La favola di Maradona
La sua storia a puntate – 78
di Mimmo Carratelli
Per la seconda volta con lo scudetto sul petto, che campionato vogliamo giocare, pibe? L’anno prima abbiamo messo in fila Milan, Inter e Juve. C’è una novità. Chiede strada la Sampdoria di Vialli, Mancini e Cerezo allenata da Boskov.

Il Napoli fa pochi movimenti. In porta Giovannino Galli al posto di Giuliani, a centrocampo Venturin per Fusi. Se ne va Carnevale alla Roma e arriva Andrea Silenzi, detto “Pennellone”, attaccante d’andatura lenta, da mezzo addormentato, e statura da albero maestro, 1,91.

Ci sono ancora la difesa e la mediana dello scudetto. Ci sono sempre Careca e Zola. Ma qualcosa stiamo perdendo, si sente nell’aria.

Si sta complicando la tua vita, Diego. Questo è il punto. E, dentro, hai la delusione del Mondiale che ti hanno rapinato a Roma. Però cerchi una rivincita. Ci fai sperare, ma ti alleni poco. E nascondi come puoi il tuo dramma. L’impalpabile dama di seta bianca che eccita e illude ti ha preso. Nessuno può sottrarti a lei. Speriamo assurdamente che passi. Non possiamo far nulla se tu non vuoi. E’ la droga, Diego, e nessuno hai mai vinto contro di lei. Che cosa ti spinge tra le sue braccia? Perché ne diventi schiavo?

L’errore, Diego, è che pensi di essere capace di dominarla e di riscattarti sul campo. Le faccende private sono tue, vuoi essere giudicato per quello che fai sull’erba della domenica. Ma la falsa amica delle notti bianche ti sta mangiando il cuore. Girano ancora le gambe, ma fino a quando? Con un filo di voce, Ferdinando Signorini, l’amico-amico, sussurra: “Se il Napoli prende provvedimenti è giusto anche per il bene di Diego”.

Ma quali provvedimenti? Ti nascondi, pibe, sgusci, fai il monello e cerchi negli ultimi incantesimi del piede magico di ingannarci tutti e te stesso per primo.

Il campionato ’90-’91 parte male. Due sconfitte nelle prime tre partite. C’è Zolino che cresce sotto il tuo magistero. Ma s’appanna Careca e il “Pennellone” è una delusione. Il “San Paolo” è scontento. Ti stiamo perdendo, pibe, ma non c’è rimedio.

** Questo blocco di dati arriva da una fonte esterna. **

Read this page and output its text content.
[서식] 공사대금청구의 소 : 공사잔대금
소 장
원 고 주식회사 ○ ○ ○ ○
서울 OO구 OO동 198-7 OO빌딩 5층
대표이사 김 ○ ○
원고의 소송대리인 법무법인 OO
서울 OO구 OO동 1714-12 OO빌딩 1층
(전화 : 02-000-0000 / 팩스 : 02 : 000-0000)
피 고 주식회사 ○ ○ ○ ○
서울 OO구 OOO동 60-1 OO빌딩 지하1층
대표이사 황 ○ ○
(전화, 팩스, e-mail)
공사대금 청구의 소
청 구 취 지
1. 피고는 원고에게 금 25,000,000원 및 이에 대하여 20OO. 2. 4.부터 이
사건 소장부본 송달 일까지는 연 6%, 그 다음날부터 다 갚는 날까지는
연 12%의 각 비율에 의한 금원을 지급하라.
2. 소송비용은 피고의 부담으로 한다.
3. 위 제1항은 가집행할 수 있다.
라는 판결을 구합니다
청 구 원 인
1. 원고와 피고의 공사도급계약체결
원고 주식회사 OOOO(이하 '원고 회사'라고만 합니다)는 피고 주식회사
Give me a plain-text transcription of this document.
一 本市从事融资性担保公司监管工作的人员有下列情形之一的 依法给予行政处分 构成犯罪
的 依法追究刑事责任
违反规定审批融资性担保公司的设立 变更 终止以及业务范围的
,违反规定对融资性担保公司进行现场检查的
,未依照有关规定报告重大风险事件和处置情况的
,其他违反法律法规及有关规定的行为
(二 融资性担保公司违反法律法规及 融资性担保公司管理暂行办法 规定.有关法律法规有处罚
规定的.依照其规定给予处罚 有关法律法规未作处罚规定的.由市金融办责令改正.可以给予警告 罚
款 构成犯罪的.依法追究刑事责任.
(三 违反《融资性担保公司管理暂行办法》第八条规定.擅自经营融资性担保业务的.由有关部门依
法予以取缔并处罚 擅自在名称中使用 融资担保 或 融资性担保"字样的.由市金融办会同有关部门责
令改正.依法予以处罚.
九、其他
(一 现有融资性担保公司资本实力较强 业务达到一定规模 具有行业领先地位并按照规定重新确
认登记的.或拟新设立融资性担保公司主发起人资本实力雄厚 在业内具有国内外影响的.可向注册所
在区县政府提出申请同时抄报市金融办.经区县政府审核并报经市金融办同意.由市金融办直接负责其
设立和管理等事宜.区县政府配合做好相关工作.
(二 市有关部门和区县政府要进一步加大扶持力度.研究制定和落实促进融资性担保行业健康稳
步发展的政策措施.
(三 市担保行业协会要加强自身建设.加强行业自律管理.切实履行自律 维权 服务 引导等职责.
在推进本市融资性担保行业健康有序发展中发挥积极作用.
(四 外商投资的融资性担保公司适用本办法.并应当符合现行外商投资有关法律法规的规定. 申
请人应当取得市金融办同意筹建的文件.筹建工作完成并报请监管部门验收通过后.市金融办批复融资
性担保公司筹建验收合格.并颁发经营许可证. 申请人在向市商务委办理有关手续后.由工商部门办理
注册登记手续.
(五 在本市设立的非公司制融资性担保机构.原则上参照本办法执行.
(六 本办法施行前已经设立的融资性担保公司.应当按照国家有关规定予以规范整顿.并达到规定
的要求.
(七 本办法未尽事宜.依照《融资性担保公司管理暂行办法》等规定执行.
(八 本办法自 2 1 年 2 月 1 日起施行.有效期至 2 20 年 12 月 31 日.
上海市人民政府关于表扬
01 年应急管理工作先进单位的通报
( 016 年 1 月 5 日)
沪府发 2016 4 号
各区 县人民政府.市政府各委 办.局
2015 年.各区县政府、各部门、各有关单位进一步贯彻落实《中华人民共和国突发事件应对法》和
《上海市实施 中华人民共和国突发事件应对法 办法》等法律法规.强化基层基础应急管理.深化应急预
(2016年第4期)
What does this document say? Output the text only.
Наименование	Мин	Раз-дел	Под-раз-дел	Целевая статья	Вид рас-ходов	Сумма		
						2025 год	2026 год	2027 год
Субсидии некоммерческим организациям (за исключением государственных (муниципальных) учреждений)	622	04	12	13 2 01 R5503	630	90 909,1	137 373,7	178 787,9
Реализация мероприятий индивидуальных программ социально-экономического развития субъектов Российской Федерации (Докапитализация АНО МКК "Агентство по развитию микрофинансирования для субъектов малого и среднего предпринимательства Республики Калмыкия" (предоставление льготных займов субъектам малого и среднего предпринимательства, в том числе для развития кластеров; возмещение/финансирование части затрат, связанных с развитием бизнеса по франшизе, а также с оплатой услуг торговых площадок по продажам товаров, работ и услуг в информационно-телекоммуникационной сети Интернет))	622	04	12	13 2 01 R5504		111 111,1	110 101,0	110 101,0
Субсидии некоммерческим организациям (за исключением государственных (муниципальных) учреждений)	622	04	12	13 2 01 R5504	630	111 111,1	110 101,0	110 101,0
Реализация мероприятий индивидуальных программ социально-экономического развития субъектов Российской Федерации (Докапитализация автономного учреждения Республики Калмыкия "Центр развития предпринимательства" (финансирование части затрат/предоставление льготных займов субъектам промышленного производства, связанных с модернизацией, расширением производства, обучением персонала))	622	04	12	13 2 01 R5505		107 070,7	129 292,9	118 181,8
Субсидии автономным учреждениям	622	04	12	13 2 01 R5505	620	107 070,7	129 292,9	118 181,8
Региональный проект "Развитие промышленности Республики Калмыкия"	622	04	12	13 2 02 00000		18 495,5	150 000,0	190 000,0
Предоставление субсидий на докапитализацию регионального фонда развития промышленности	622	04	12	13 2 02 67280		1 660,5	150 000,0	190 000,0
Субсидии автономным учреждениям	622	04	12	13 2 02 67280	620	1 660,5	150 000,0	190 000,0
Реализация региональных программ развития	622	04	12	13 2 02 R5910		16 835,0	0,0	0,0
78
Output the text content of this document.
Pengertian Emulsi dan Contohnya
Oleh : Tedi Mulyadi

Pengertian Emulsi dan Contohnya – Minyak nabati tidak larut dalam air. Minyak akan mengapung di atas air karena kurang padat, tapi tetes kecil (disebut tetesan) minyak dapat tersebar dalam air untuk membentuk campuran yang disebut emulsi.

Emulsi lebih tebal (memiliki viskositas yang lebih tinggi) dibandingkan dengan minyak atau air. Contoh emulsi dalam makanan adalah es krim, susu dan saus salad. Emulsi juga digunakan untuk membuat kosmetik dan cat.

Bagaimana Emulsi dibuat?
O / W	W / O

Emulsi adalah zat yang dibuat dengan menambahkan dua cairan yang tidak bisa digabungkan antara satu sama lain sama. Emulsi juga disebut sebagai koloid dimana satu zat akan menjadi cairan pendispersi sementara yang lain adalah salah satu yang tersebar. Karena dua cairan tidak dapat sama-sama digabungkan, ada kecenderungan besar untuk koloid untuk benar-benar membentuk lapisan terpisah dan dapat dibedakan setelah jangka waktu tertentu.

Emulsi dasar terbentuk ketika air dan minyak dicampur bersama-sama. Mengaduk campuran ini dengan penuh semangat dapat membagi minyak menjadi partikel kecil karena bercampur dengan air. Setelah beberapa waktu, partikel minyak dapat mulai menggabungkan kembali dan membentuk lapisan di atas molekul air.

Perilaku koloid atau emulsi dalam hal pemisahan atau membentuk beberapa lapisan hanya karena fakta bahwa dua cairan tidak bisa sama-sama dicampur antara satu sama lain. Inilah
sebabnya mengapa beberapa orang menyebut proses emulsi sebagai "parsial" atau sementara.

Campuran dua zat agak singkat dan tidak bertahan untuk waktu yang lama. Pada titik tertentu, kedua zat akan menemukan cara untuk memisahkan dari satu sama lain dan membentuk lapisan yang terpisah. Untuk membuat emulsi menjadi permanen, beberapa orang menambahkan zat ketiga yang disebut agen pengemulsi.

A novembre l’eliminazione dalla Coppa dei campioni è una mazzata. Da Mosca torni con lo stesso aerotaxi dell’andata. Ti stacchi dalla squadra. La Samp è in testa al campionato, il Napoli è indietro di cinque punti. Si può rimediare se si potesse porre rimedio alla tua perdizione. Se a Napoli ci fosse papà Chitoro, chissà. Claudia sopporta, non ha armi per combattere il tuo vizio maledetto. Lo nascondi alle bambine. Ma neanche Dalma e Yanina ti danno la forza di farcela.

Comincia la storia umiliante dei deferimenti. Per la mancata partecipazione alla partita di Coppa Italia con la Fiorentina. Per non esserti fatto trovare in casa due volte alla visita fiscale disposta dal Napoli. Salti gli allenamenti. L’”Osservatore romano”, il quotidiano della Santa sede, ti dedica questo titolo: “Il crepuscolo di un divo”. Ti fa un po’ di morale: “C’è chi non ha ancora capito, e Maradona è tra questi, che la modestia, la riservatezza, l’umiltà nella vita di un campione sono tanto importanti quanto un gol spettacolare o uno scudetto sul petto”. Il giornale, augurandoti di “maturare”, conclude: “Forse Maradona cominciando a perdere diventerà più simpatico”.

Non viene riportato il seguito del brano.